Contribute Spark Plugins

There are two parent modules for Spark plugins:

Once you want to contribute a new plugin, you need to:

Create plugin module

Create your plugin module under the corresponding parent plugin module. For example, if you want to add a new Spark connector plugin, you need to create a new module under the seatunnel-connectors-spark module.


<project xmlns="http://maven.apache.org/POM/4.0.0"
         xmlns:xsi="http://www.w3.org/2001/XMLSchema-instance"
         xsi:schemaLocation="http://maven.apache.org/POM/4.0.0 http://maven.apache.org/xsd/maven-4.0.0.xsd">
    <parent>
        <groupId>org.apache.seatunnel</groupId>
        <artifactId>seatunnel-connectors-spark</artifactId>
        <version>${revision}</version>
    </parent>
    <modelVersion>4.0.0</modelVersion>

    <artifactId>seatunnel-connector-spark-hello</artifactId>

    <dependencies>
        <dependency>
            <groupId>org.apache.seatunnel</groupId>
            <artifactId>seatunnel-api-spark</artifactId>
            <version>${project.version}</version>
        </dependency>
    </dependencies>
</project>

Add plugin implementation

You need to implement the Connector service provider interface. e.g. BaseSource/BaseSink.

Conveniently, there are some abstract class can help you easy to create your plugin. If you want to create a source connector, you can implement with SparkBatchSource/SparkStreamingSource. If you want to create a sink connector, you can implement with SparkBatchSink/SparkStreamingSink.

The methods defined in SparkBatchSource are some lifecycle methods. will be executed by SeaTunnel engine. The execution order of the lifecycle methods is: checkConfig -> prepare -> getData -> close.

import java.util.Date;

@AutoService(BaseSparkSource.class)
public class Hello extends SparkBatchSource {
    @Override
    public Dataset<Row> getData(SparkEnvironment env) {
        // do your logic here to generate data
        Dataset<Row> dataset = null;
        return dataset;
    }

    @Override
    public CheckResult checkConfig() {
        return super.checkConfig();
    }

    @Override
    public void prepare(SparkEnvironment env) {
        super.prepare(env);
    }

    @Override
    public void close() throws Exception {
        super.close();
    }

    @Override
    public String getPluginName() {
        return "hello";
    }
}

The getPluginName method is used to identify the plugin name.
The @AutoService is used to generate the META-INF/services/org.apache.seatunnel.BaseSparkSource file automatically.
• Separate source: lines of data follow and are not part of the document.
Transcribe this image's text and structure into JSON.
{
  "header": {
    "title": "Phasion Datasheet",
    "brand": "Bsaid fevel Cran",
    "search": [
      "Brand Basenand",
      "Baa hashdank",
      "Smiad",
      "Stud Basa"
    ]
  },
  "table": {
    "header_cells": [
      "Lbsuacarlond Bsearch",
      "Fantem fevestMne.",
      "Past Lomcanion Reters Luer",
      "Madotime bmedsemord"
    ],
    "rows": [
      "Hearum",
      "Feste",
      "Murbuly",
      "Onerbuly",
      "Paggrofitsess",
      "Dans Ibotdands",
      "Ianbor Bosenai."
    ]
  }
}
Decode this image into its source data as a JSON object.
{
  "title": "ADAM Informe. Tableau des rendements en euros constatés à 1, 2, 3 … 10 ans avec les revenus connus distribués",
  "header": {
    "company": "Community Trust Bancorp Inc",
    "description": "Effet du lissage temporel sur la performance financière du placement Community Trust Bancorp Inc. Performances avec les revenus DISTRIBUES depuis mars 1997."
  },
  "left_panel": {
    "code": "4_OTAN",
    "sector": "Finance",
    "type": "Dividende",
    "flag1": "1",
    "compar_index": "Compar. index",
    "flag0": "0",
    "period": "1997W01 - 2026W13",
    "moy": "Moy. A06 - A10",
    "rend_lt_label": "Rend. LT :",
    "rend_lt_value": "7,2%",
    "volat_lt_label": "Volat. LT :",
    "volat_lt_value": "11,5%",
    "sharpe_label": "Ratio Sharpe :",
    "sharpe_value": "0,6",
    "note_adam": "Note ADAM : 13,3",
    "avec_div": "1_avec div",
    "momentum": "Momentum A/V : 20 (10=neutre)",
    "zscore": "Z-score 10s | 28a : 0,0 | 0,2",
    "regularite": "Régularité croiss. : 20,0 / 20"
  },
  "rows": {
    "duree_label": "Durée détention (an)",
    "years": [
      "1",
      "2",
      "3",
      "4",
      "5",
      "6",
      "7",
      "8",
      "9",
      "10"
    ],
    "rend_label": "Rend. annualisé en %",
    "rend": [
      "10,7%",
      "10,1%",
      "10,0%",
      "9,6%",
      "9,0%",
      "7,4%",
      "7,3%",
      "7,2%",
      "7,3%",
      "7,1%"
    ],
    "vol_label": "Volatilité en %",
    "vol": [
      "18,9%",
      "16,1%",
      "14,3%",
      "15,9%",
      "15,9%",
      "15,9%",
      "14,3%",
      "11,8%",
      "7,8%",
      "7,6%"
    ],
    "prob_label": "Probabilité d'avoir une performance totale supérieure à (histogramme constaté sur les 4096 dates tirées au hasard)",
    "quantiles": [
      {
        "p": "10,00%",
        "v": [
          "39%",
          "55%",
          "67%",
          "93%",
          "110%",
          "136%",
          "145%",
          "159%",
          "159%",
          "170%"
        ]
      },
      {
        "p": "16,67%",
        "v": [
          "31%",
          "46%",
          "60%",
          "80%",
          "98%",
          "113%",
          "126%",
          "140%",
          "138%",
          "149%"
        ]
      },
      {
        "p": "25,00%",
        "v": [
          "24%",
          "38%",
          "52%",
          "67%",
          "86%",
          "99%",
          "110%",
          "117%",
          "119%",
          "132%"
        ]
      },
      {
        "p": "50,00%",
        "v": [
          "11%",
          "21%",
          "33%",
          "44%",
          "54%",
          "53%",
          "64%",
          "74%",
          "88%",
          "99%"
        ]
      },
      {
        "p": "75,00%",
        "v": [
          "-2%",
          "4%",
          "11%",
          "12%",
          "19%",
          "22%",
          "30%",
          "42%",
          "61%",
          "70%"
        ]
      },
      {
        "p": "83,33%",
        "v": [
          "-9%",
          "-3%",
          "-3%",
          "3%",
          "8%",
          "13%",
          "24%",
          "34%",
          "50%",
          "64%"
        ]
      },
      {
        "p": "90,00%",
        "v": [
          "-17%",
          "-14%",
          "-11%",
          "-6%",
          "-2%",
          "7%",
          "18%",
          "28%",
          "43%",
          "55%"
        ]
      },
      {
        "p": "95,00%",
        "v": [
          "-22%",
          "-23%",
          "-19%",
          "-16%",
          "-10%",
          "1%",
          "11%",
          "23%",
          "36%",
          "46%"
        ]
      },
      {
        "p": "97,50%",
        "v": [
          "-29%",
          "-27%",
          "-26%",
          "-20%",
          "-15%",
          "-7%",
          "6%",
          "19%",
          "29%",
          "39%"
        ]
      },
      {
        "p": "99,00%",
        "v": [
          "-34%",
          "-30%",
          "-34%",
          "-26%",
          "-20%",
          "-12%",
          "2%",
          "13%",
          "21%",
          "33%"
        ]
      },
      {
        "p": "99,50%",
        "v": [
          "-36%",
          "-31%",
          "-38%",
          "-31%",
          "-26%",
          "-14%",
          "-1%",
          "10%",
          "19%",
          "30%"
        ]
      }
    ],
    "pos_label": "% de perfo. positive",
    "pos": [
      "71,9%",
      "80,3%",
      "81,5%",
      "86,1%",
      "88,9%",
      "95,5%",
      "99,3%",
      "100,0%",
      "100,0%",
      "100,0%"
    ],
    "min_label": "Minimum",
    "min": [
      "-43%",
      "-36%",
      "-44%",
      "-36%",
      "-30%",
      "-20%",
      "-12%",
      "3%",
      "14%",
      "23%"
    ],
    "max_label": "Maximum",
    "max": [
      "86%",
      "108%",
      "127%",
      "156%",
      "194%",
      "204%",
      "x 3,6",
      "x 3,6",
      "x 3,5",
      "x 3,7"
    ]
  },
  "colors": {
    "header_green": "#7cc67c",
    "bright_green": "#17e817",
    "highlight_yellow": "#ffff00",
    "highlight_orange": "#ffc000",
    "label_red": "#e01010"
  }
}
Since this process cannot work on scala, if you use slala to implement your plugin, you need to add a service provider to the META-INF/services file. The file name should be org.apache.seatunnel.spark.BaseSparkSource or org.apache.seatunnel.spark.BaseSparkSink, dependents on the plugin type. The content of the file should be the fully qualified class name of your implementation.

Add plugin to the distribution

You need to add your plugin to the seatunnel-connectors-spark-dist module, then the plugin will in distribution.

<dependency>
    <groupId>org.apache.seatunnel</groupId>
    <artifactId>seatunnel-connector-spark-hello</artifactId>
    <version>${project.version}</version>
</dependency>

After you using mvn package to make a distribution, you can find the plugin in your ${distribution}/connectors/spark.

Add information to plugin-mapping.properties file

SeaTunnel use plugin-mapping.properties file to locate the name of the jar package, the file is under module seatunnel-connectors, the key/value rule in properties is : engineName.pluginType.pluginName=artifactId. eg: spark.source.hello=seatunnel-connector-spark-hello. So that SeaTunnel can find plugin jar according to user's config file.

Contribute Flink Plugins

The steps to contribute a Flink plugin is similar to the steps to contribute a Spark plugin. Different from Spark, you need to add your plugin in Flink plugin modules.

Add e2e tests for your plugin

Once you add a new plugin, it is recommended to add e2e tests for it. We have a seatunnel-e2e module to help you to do this.

For example, if you want to add an e2e test for your flink connector, you can create a new test in seatunnel-flink-e2e module. And extend the FlinkContainer class in the test.

public class HellpSourceIT extends FlinkContainer {

    @Test
    public void testHellpSource() throws IOException, InterruptedException {
        Container.ExecResult execResult = executeSeaTunnelFlinkJob("/hello/hellosource.conf");
        Assertions.assertEquals(0, execResult.getExitCode());
        // do some other assertion here
    }
}

Once your class implements the FlinkContainer interface, it will auto create a Flink cluster in Docker, and you just need to execute the executeSeaTunnelFlinkJob method with your SeaTunnel configuration file, it will submit the SeaTunnel job.

In most times, you need to start a third-part datasource in your test, for example, if you add a clickhouse connectors, you may need to start a Clickhouse database in your test. You can use GenericContainer to start a container.

It should be noted that your e2e test class should be named ending with IT. By default, we will not execute the test if the class name ending with IT. You can add -DskipIT=false to execute the e2e test, it will rely on a Docker environment.